Lewis Hamilton ist immerhin froh, dass man inzwischen herausgefunden hat, warum der MP4-24 so lahm ist. Die Lösung fürs Problem wird aber noch auf sich warten lassen, weshalb der Vorjahressieger und amtierende Weltmeister ganz vage auf ein Top-Ten-Ergebnis hofft.

Wesentlich optimistischer geht Ferrari das achte Saisonrennen an. Ein neueres leichteres Chassis am Wagen von Felipe Massa, ein neuer Frontflügel, eine neue Radaufhängung und Gerüchten zufolge auch eine leichtere KERS-Version sollen den Sprung nach vorne bringen. Massa glaubt zudem, dass man aus den Fehlern von Istanbul gelernt habe und eine ganze Ecke weiter sei als noch vor zwei Wochen.
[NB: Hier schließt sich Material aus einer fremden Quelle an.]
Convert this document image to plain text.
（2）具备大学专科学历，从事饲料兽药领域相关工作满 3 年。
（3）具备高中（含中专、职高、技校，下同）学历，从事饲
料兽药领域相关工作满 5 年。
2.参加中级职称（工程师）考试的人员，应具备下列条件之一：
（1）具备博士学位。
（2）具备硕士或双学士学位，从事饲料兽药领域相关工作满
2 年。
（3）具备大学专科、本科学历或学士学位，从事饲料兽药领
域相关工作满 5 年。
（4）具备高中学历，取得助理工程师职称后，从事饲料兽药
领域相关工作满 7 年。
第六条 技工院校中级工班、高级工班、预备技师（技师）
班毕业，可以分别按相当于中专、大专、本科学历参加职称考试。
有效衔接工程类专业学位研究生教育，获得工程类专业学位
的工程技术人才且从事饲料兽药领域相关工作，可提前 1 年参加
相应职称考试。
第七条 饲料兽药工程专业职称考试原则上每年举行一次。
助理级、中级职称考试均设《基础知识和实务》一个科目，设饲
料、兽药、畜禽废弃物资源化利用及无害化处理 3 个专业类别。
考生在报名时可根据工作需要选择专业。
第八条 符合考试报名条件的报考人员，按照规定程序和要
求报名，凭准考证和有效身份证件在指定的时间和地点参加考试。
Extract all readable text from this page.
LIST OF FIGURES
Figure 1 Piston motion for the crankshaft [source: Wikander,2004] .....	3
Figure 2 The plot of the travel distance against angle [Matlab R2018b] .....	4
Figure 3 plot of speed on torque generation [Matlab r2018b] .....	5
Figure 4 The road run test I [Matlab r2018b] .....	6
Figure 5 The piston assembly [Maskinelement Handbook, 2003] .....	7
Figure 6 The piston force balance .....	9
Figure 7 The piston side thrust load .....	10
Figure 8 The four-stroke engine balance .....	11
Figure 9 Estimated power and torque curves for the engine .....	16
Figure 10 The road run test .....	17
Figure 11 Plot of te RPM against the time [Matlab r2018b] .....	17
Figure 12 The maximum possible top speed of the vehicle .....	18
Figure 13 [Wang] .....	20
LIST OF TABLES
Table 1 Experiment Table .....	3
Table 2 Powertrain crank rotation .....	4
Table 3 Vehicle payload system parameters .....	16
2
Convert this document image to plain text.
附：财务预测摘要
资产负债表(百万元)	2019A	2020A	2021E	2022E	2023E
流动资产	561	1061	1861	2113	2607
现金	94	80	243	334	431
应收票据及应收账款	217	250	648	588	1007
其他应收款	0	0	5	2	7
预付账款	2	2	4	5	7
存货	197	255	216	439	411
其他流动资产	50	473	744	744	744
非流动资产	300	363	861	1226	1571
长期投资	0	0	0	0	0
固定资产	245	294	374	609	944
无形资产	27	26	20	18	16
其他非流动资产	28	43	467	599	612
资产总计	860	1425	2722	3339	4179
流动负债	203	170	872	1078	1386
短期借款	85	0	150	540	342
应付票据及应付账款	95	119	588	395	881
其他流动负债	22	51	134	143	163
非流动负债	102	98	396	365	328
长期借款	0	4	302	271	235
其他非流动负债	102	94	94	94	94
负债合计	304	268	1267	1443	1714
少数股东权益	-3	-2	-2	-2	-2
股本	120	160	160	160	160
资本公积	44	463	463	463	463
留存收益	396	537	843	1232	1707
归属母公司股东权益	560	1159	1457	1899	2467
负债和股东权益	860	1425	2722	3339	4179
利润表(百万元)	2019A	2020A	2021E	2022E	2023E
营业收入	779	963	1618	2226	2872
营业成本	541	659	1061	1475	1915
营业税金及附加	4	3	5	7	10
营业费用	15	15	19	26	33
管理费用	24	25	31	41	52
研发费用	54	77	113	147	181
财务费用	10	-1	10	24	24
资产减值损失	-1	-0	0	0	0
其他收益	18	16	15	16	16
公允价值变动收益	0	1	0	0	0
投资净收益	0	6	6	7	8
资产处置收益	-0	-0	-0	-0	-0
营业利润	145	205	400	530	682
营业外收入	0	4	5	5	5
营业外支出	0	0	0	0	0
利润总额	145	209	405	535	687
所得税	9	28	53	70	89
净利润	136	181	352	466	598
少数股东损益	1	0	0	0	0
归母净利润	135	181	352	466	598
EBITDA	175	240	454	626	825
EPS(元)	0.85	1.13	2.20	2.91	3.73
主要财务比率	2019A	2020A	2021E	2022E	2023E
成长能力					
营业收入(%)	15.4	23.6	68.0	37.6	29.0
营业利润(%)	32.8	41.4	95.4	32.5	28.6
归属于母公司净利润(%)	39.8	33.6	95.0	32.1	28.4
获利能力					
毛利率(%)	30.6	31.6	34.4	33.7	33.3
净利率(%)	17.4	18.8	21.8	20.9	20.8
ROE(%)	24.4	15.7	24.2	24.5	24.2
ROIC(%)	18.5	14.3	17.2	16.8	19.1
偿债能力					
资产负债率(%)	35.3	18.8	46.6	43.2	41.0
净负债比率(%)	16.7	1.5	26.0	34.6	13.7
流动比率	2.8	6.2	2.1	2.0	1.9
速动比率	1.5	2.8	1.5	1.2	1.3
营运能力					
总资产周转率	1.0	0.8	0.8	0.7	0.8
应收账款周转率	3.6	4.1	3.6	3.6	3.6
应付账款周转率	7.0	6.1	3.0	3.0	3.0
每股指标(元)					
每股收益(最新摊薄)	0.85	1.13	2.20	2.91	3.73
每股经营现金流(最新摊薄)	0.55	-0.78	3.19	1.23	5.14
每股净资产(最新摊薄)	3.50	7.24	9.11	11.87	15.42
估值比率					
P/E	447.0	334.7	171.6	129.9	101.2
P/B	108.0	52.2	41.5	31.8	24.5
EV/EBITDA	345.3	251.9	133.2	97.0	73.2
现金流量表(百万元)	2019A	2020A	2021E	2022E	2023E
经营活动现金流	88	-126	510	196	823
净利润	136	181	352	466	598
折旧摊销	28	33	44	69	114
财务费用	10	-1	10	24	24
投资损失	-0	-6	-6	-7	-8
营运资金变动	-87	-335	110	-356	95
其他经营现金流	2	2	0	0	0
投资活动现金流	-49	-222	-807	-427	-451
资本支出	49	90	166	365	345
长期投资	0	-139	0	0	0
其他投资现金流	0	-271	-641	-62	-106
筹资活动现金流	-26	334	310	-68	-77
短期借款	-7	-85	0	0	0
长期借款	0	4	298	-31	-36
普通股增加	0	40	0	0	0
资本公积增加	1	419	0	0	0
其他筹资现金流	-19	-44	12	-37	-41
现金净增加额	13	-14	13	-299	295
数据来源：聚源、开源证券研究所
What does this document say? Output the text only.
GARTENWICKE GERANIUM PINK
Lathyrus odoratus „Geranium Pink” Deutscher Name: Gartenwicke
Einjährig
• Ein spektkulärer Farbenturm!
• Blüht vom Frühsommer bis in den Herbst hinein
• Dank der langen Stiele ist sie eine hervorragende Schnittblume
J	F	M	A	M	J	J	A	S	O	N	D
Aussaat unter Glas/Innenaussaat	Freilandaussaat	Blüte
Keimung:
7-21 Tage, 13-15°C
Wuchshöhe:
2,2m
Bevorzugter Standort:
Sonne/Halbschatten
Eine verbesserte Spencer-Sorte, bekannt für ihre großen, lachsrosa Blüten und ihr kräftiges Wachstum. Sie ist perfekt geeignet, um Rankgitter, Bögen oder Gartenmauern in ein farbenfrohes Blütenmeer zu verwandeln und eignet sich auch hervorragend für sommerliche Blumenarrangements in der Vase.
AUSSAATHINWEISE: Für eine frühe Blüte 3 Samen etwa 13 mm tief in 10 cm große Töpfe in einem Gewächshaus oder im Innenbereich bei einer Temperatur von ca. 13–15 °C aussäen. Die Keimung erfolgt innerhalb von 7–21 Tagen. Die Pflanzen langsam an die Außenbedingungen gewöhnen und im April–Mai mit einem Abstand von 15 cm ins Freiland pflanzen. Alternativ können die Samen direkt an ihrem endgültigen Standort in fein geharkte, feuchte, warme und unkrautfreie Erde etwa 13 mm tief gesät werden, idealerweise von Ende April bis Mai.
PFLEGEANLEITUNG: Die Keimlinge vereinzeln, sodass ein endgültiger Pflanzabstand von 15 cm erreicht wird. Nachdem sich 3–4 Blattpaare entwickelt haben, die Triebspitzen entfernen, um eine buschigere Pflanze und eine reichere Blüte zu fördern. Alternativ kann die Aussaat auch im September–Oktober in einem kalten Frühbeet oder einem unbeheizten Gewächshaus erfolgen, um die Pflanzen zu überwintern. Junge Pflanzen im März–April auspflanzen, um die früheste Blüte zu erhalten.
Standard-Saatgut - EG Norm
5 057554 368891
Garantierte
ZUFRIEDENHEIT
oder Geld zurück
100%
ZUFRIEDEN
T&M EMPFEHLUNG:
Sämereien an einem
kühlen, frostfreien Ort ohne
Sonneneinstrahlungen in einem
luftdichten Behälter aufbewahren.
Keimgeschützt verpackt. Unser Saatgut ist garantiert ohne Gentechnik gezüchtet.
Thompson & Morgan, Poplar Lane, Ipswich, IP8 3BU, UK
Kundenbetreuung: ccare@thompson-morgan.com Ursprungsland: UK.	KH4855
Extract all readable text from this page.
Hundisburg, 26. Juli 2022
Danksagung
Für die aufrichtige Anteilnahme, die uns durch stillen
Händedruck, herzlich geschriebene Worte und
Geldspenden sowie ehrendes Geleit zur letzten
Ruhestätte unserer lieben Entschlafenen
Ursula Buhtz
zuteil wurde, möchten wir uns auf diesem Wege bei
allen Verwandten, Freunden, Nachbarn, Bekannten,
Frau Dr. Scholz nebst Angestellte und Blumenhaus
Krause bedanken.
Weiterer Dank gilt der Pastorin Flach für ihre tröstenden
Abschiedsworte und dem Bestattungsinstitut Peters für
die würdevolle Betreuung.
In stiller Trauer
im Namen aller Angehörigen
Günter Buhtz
Kimi Räikkönen liebäugelt mit einem Podestplatz, hält einen Sieg über Brawn allerdings für utopisch. Da dürfte der Finne wohl richtig liegen, zumal der WM-Leader sich ja nicht auf seinen Lorbeeren ausruht. "Wir haben im Laufe der letzten Wochen in aller Stille Fortschritte gemacht. Wir halten eine ganze Serie an Verbesserungen bereit, inklusive neuer Front- und Heckflügel für das Rennen an diesem Wochenende", berichtet Teamchef Ross Brawn.

Deutsche Chancen: Große Vorfreude, wohin man blickt und lauscht. Williams-Pilot Nico Rosberg freut sich auf eine echte Fahrerstrecke und rechnet sich gute Chancen aus: "Unser Auto funktioniert auf solchen Strecken in diesem Jahr am besten."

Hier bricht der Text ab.